Many schools already invite veterans in for education, but this would formalize such a program and enable schools to, hopefully, have access to more veterans willing to speak to classes. This was signed by the governor in July.

More information on any of these services can be found at the New York State Division of Veterans’ Affairs at http://www.veterans.ny.gov/

While legislative changes and state programs can assist veterans, so can individuals by showing appreciation. Veterans deserve our respect and admiration for all they have done.

Whether it’s just saying “thank you” to one that you know or meet, or joining a more organized effort, all helps the sacrifices seem more worthwhile.

Locally, a group called Thank a Service Member was created to do just that. Since its inception in 2006, it has held a number of locally based events and has grown to a national organization. To learn more, visit http://www.thankaservicemember.org/.

If you have any questions or comments on this or any other state issue, or if you would like to be added to my mailing list or receive my newsletter, contact my office by mail at 200 N. Second St., Fulton, New York 13069, by e-mail at barclaw@assembly.state.ny.us or by calling 598-5185.  You can also friend me, Assemblyman Barclay, on Facebook.

State Senate Report, by state Sen. Patty Ritchie

From friends and family to good food and gifts, for many people, the holidays are the happiest time of the year.  However, for our brave troops serving overseas, they can be the loneliest.

In an effort to send a “touch of home” to our troops, I’m once again calling on Central and Northern New Yorkers to participate in my “Holiday Mail for Heroes” program.

The program — sponsored by the American Red Cross — aims to collect donated Christmas cards to be sent to U.S. soldiers serving overseas.

This year, for the second year in a row, I’m partnering with Ogdensburg native and radio personality Melody Burns to collect holiday greetings.

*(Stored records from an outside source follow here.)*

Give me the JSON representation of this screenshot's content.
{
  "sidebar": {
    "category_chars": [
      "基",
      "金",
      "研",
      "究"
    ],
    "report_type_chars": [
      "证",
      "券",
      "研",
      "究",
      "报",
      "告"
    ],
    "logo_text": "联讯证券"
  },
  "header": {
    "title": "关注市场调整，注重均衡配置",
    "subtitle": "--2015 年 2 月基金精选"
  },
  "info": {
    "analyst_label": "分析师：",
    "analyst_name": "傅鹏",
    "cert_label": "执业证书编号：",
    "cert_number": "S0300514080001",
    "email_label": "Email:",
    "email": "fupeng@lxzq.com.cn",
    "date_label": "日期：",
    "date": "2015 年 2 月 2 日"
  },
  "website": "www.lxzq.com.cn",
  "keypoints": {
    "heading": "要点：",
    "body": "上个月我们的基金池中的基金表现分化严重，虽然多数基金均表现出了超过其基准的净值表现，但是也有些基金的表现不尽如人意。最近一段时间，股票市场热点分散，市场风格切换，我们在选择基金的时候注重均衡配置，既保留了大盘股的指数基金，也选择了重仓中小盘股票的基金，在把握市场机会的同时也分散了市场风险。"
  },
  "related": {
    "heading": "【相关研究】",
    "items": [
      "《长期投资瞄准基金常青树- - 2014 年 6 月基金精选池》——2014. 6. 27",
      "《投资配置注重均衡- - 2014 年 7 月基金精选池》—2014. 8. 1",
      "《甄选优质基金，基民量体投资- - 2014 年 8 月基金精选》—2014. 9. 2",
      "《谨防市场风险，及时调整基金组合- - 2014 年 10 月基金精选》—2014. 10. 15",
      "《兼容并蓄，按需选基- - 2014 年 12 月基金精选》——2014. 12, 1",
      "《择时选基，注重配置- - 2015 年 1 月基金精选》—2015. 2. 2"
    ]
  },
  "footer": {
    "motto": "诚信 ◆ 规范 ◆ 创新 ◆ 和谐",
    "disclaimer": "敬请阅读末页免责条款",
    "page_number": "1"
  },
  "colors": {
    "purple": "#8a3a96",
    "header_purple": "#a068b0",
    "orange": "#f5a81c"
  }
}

Last year, thanks to many of you, we were able to collect 2,200 cards to distribute to service members at military installations, veterans hospitals and other locations.

To help send holiday greetings to our troops:

** Do not include envelopes;

** Do not include personal letters, photos or inserts of any kind;

** Use generic salutations such as “Dear Service Member,” as cards addressed to specific individuals cannot be delivered through the program;

** Avoid cards with glitter or using loose glitter in cards as it can aggravate health issues of ill or injured warriors;

After being signed, cards can be mailed to or dropped off at the following locations:

Office of Senator Patty Ritchie

330 Ford St.

Ogdensburg, NY 13669

Office of Senator Patty Ritchie

317 Washington St.

Watertown, NY 13601

Office of Senator Patty Ritchie

46 East Bridge St.

Oswego, NY 13126

The deadline to contribute cards is Nov. 15.

It’s important to recognize and pay tribute to our troops year round, but, it’s especially important during the holidays. I encourage you to join me in sending warm wishes this season through my “Holiday Mail for Heroes” program to the troops who have sacrificed so much for our freedom.